Nous devons donc persévérer dans notre action. Pour la fin de l'année 2016 et l'année 2017, nous continuons de défendre le principe d'une analyse systémique qui découle de notre analyse des vulnérabilités de Daech. En d'autres termes, les atouts – en particulier la notion de califat et de continuité territoriale – que Daech met en avant, notamment dans sa propagande destinée aux opinions occidentales, moyen-orientales ou asiatiques, auprès desquelles il cherche à faire des recrues, sont autant de centres de gravité sur lesquels nous cherchons à faire pression. Après une première phase qui visait à affaiblir Daech, nous avons entamé une deuxième phase, validée à la fin de l'année dernière par la réunion des chefs d'état-major de la coalition, qui vise davantage à démanteler l'organisation.

Nous allons concentrer le plan de campagne sur l'Irak, dans un premier temps, avec pour objectif la libération de Mossoul, d'Alambar et des vallées du Tigre et de l'Euphrate, ainsi que la reprise du contrôle des frontières avec la Turquie, la Jordanie et la Syrie, afin de couper Daech de ses bases arrière. Par ailleurs – là encore, sur l'insistance de la France, notamment auprès des États-Unis, mais les ministres de la défense de la coalition se sont accordés sur ce point en février dernier –, nous estimons indispensable de faire de la reprise de Raqqah l'objectif principal de notre action en Syrie, car elle est pour nous essentielle en termes de sécurité intérieure.

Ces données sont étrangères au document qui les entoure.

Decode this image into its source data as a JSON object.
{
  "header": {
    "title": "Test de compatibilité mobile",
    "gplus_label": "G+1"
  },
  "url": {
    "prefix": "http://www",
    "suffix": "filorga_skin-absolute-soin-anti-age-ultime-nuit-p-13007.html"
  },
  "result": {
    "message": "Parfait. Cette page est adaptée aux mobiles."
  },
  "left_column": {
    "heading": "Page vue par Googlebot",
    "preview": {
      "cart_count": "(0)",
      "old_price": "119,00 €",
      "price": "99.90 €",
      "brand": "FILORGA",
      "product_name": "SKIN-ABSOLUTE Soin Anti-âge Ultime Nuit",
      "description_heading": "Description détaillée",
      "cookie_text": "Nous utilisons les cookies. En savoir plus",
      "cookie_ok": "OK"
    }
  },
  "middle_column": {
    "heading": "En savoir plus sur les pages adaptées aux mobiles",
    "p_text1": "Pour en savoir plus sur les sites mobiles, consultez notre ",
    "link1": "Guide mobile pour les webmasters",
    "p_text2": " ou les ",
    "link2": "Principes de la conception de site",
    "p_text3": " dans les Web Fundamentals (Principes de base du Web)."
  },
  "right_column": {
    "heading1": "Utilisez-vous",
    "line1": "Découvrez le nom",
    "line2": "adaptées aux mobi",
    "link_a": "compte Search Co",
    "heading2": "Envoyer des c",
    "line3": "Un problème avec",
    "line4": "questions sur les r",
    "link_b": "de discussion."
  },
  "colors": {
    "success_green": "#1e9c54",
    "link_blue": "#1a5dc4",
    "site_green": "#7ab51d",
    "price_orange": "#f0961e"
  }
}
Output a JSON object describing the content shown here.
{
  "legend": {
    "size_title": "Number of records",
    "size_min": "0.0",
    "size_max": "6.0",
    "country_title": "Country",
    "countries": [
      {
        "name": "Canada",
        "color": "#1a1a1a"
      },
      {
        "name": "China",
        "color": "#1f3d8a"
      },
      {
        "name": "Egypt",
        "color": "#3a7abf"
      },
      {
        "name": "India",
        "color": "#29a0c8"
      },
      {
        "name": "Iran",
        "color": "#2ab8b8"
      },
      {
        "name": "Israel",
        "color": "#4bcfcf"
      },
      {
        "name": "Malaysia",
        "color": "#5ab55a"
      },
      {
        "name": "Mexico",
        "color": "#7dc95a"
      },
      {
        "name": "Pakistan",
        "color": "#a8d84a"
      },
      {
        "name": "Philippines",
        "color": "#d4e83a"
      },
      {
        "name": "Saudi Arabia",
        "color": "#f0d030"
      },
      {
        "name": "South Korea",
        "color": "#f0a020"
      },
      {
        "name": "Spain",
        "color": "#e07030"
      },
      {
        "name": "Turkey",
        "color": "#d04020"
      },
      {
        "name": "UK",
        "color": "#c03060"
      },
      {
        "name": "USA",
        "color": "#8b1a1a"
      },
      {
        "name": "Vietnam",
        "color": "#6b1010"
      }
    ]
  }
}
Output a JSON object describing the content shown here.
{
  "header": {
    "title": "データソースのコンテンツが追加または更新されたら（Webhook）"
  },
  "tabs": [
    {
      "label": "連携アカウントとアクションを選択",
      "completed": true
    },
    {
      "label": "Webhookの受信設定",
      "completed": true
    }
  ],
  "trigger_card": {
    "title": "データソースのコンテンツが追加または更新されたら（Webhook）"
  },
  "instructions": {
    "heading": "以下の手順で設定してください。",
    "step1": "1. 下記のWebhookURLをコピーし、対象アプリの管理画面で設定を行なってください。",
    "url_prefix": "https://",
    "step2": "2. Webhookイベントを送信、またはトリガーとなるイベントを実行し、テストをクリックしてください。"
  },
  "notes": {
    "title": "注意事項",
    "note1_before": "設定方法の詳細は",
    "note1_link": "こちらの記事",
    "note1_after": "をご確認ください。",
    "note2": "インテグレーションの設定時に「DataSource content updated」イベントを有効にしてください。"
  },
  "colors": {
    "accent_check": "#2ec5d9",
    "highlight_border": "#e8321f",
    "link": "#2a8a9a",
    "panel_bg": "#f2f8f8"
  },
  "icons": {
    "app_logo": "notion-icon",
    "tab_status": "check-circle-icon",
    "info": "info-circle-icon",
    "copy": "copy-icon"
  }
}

Parallèlement, nous continuerons à accroître nos efforts pour affaiblir les capacités financières de Daech, qu'il s'agisse de revenus pétroliers, de devises ou de trafics, et ses capacités humaines en poursuivant la lutte contre les allers-retours des foreign fighters.

La réussite de ces objectifs, qui s'inscrit désormais dans un horizon réaliste – je n'aurais pas dit la même chose en 2014 –, même si je ne m'aventurerai pas à avancer une date, ne signifiera pas la fin des opérations ni celle de notre engagement ni, hélas ! celle de la menace terroriste pesant sur le sol français. D'une part, parce que Daech n'est pas le seul groupe terroriste auquel nous sommes confrontés : Al-Qaïda, qu'il s'agisse de ses groupes affiliés en Syrie, notamment le JAN, d'AQPA ou d'AQMI, reste une source de préoccupations. D'autre part, parce que nous pouvons craindre que, lorsqu'ils n'auront plus les marges de manoeuvre dont ils disposent aujourd'hui en Irak et en Syrie, les combattants de Daech ne recherchent d'autres territoires pour s'y implanter. Le Yémen et, plus encore, la Libye, sont une préoccupation à cet égard.